Connected with these prose legends, there were also the old heroic ballads formerly mentioned, on which the annals of Ennius were in a great measure built, and to which may be traced some of those wonderful incidents of Roman history, chiefly contrived for the purpose of exalting the military achievements of the country. Many things which of right belong to such ancient poems, still exist under the disguise of an historical clothing in the narratives of the Roman annalists. Niebuhr, the German historian of Rome, has recently analysed these legends, and taken much from the Roman history, by detecting what incidents rest on no other foundation than their chimerical or embellished pictures, and by shewing how [pg 63]incidents, in themselves unconnected, have by their aid been artificially combined. Such, according to him, were the stories of the birth of Romulus, of the treason of Tatia, the death of the Fabii, and the incidents of an almost complete Epopée, from the succession of Tarquinius Priscus to the battle of Regillus. These old ballads, being more attractive and of easier access than authentic records and monuments, were preferred to them as authorities; and even when converted into prose, retained much of their original and poetic spirit.
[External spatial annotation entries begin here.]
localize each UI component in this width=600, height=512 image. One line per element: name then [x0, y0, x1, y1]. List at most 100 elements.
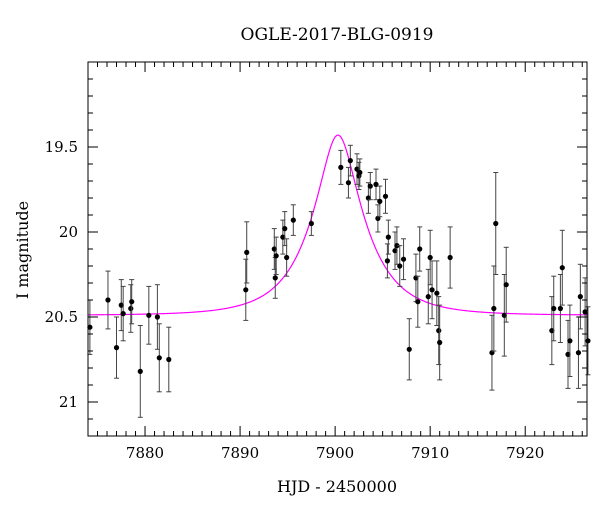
data-point: [565, 351, 571, 357]
data-point-group: [128, 284, 134, 333]
y-axis-label: I magnitude: [13, 201, 32, 299]
data-point-group: [357, 158, 363, 187]
x-tick-label: 7890: [221, 444, 259, 462]
data-point-group: [577, 263, 583, 330]
data-point-group: [338, 149, 344, 185]
data-point: [282, 226, 288, 232]
data-point-group: [493, 172, 499, 275]
data-point-group: [129, 279, 135, 325]
data-point: [271, 246, 277, 252]
data-point-group: [415, 275, 421, 328]
data-point-group: [382, 178, 389, 214]
data-point: [166, 356, 172, 363]
x-tick-label: 7920: [506, 444, 544, 462]
data-point: [585, 338, 591, 344]
data-point: [129, 299, 135, 305]
data-point: [272, 275, 278, 281]
data-point: [113, 345, 120, 351]
data-point-group: [243, 258, 249, 321]
data-point: [154, 314, 160, 320]
data-point: [491, 305, 497, 312]
data-point-group: [146, 285, 152, 345]
chart-title: OGLE-2017-BLG-0919: [241, 25, 434, 45]
data-point: [156, 355, 162, 361]
data-point: [137, 368, 143, 374]
data-point: [243, 287, 249, 293]
data-point: [493, 220, 499, 227]
y-tick-label: 20.5: [45, 308, 78, 326]
data-point-group: [120, 285, 126, 342]
data-point: [347, 158, 353, 164]
data-point: [382, 193, 389, 199]
data-point: [415, 299, 421, 305]
data-point-group: [406, 318, 412, 381]
data-point-group: [166, 326, 172, 393]
data-point: [338, 164, 344, 170]
data-point-group: [290, 204, 296, 236]
data-point: [373, 181, 379, 187]
data-point-group: [397, 245, 403, 287]
data-point-group: [308, 211, 314, 236]
data-point: [549, 328, 555, 334]
data-point: [577, 294, 583, 300]
data-point: [345, 180, 352, 186]
data-point: [567, 338, 573, 344]
data-point: [385, 234, 391, 240]
data-point: [354, 166, 360, 172]
data-point: [394, 243, 400, 249]
data-point-group: [551, 275, 557, 342]
data-point: [128, 305, 134, 312]
data-point-group: [427, 229, 433, 286]
data-point-group: [384, 243, 390, 279]
data-point: [384, 258, 390, 264]
data-point-group: [417, 226, 423, 272]
data-point: [575, 350, 582, 356]
data-point: [501, 312, 507, 318]
data-point: [582, 309, 588, 315]
data-point: [280, 234, 286, 240]
plot-frame: [87, 61, 588, 437]
data-point-group: [400, 238, 407, 281]
data-point: [397, 263, 403, 269]
data-point-group: [434, 260, 440, 326]
data-point-group: [280, 219, 286, 255]
data-point-group: [105, 270, 111, 330]
data-point-group: [244, 221, 250, 284]
data-point: [427, 254, 433, 261]
data-point: [146, 312, 152, 318]
data-point: [118, 302, 124, 308]
data-points-layer: [87, 144, 591, 418]
data-point: [429, 287, 435, 293]
data-point: [425, 294, 431, 300]
data-point: [367, 183, 373, 189]
data-point: [120, 311, 126, 317]
data-point-group: [429, 260, 435, 320]
data-point-group: [385, 219, 391, 255]
data-point-group: [273, 236, 279, 275]
data-point-group: [559, 229, 565, 306]
x-axis-label: HJD - 2450000: [277, 477, 397, 496]
data-point: [559, 265, 565, 271]
data-point: [284, 254, 290, 261]
data-point: [105, 297, 111, 303]
data-point-group: [137, 325, 143, 418]
y-tick-label: 20: [59, 223, 78, 241]
data-point: [434, 290, 440, 296]
data-point-group: [272, 257, 278, 299]
data-point: [551, 305, 557, 312]
y-tick-label: 19.5: [45, 138, 78, 156]
data-point: [447, 254, 453, 261]
data-point-group: [447, 226, 453, 289]
data-point: [290, 217, 296, 223]
data-point: [557, 305, 563, 312]
data-point: [357, 169, 363, 176]
x-tick-label: 7910: [411, 444, 449, 462]
data-point: [417, 246, 423, 252]
data-point: [308, 220, 314, 227]
x-tick-label: 7880: [126, 444, 164, 462]
model-curve-layer: [87, 134, 587, 316]
data-point-group: [373, 168, 379, 201]
data-point-group: [425, 268, 431, 325]
data-point: [400, 256, 407, 262]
For example, it was feigned in them that Tullus Hostilius was the son of Hostus Hostilius, who perished in the war with the Sabines, which, according to chronology, would make Tullus at least eighty years old when he mounted the throne; but it was thought a fine thing to represent him as the son of a genuine Roman hero, who had fallen in the service of his country. Niebuhr, probably, as I have already shown, has attributed too much to these old heroic ballads, and has assigned to them an extent and importance of which there are no adequate proofs. But I strongly suspect that the heroic or historical poems of Ennius had formed a principal document to the Roman annalists for the transactions during the Monarchy and earlier times of the Republic, and had been appealed to, like Ferdousi’s Shad-Nameh, for occurrences which were probably rather fictions of fancy than events of history.
The Greek writers, from whom several fables and traditions were derived concerning the infancy of Rome, lived not much higher than the age of Fabius Pictor, and only mention its affairs cursorily, while treating of Alexander or his successors. Polybius, indeed, considers their narratives as mere vulgar traditions[130], and Dionysius says they have written some few things concerning the Romans, which they have compiled from common reports, without accuracy or diligence. To them have been plausibly attributed those fables, concerning the exploits of Romans, which bear so remarkable an analogy to incidents in Grecian history[131]. Like to these in all respects are the histories which some Romans published in Greek concerning the ancient transactions of their own nation.
We thus see that the authentic materials for the early history of Rome were meagre and imperfect—that the annals of the Pontiffs and public monuments had perished—that the Leges Regiæ, Twelve Tables, and remains of the religious or ritual books of the Pontiffs, could throw no great light on history, and that the want of better materials was supplied by false, [pg 64]and sometimes incredible relations, drawn from the family traditions—“ad ostentationem scenæ gaudentis miraculis aptiora quàm ad fidem[132].” The mutilated inscriptions, too, the scanty treaties, and the family memoirs, became, from the variations in the language, in a great measure unintelligible to the generation which succeeded that in which they were composed. Polybius informs us, that the most learned Romans of his day could not read a treaty with the Carthaginians, concluded after the expulsion of the kings. Hence, the documents for history, such as they were, became useless to the historian, or, at least, were of such difficulty, that he would sometimes mistake their import, and be, at others, deterred from investigation.